The authors compare the runtime of FlashAttention-4 against FlashAttention-3 to evaluate efficiency improvements. The results demonstrate that the newer version drastically reduces execution time for both forward and backward passes, achieving massive speedups over its predecessor. FlashAttention-4 significantly outperforms FlashAttention-3 in the forward pass, requiring a fraction of the original time. The backward pass shows an even larger relative speedup, indicating highly efficient gradient computation. The proposed method delivers substantial performance gains across both computational phases compared to the previous iteration.
The authors benchmark FlashAttention-4 against baselines like cuDNN and Triton on B200 GPUs, demonstrating consistent speedups for medium and long sequences. The resource analysis indicates that increasing the configuration size proportionally scales the requirements for MMA compute, shared memory, and exponential units. FlashAttention-4 outperforms cuDNN and Triton baselines, with larger gains observed in causal masking scenarios. Resource usage for MMA compute, shared memory, and exponential units scales linearly with the configuration size. The optimized backward pass design yields consistent speedups across long sequence lengths.
The authors compare the resource cycles of a 1-CTA and a 2-CTA configuration to demonstrate the efficiency of their backward pass implementation. Results show that the 2-CTA approach reduces the total shared memory cycles required, primarily by lowering the cycles needed for MMA operands and dQ operations. Although the 2-CTA method introduces some overhead for DSMEM, the overall shared memory cost is lower while compute cycles remain unchanged. The 2-CTA configuration achieves a lower total shared memory cycle count than the 1-CTA baseline. Compute cycles for MMA and exponential units remain constant between the two configurations. Reductions in MMA operand and dQ operation cycles offset the new DSMEM cycles in the 2-CTA setup.
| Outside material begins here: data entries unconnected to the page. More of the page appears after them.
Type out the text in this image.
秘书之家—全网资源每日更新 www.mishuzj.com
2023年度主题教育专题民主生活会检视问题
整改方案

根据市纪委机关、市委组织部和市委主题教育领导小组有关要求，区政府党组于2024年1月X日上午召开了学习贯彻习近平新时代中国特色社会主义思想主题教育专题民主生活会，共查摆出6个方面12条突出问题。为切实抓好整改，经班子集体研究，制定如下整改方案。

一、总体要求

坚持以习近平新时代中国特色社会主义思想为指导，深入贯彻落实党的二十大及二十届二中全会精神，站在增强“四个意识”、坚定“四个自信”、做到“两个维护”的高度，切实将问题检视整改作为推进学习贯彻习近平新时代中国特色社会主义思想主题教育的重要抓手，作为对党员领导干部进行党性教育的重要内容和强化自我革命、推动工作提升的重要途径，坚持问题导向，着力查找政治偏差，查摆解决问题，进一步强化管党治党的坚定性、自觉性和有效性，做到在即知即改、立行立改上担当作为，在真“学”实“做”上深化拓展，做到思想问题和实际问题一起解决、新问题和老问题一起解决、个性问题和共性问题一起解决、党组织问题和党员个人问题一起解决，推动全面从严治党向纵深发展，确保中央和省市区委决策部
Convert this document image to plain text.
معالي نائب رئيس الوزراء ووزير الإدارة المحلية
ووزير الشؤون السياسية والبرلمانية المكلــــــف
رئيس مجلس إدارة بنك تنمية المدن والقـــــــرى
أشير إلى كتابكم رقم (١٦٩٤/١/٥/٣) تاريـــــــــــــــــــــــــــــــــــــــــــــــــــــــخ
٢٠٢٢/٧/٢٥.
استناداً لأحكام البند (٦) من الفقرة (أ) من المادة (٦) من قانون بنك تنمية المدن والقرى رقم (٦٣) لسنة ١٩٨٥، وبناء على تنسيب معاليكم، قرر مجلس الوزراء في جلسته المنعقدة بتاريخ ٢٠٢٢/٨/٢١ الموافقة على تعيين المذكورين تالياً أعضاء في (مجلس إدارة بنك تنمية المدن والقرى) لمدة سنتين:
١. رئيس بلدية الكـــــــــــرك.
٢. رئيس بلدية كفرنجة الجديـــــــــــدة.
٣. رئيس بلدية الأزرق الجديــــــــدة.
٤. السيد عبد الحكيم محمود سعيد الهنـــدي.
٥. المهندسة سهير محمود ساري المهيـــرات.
Numerical accuracy experiments show that BF16 precision limits approximation error uniformly across methods, whereas FP32 benefits from higher-degree polynomials, matching hardware special-function accuracy. Performance benchmarks demonstrate that FlashAttention-4 achieves substantial speedups over FlashAttention-3 and outperforms cuDNN and Triton on B200 GPUs, with particularly large gains in causal masking scenarios. Resource analysis reveals that the 2-CTA backward pass configuration reduces shared memory cycles by lowering MMA operand and dQ operation costs, while compute cycles remain unchanged.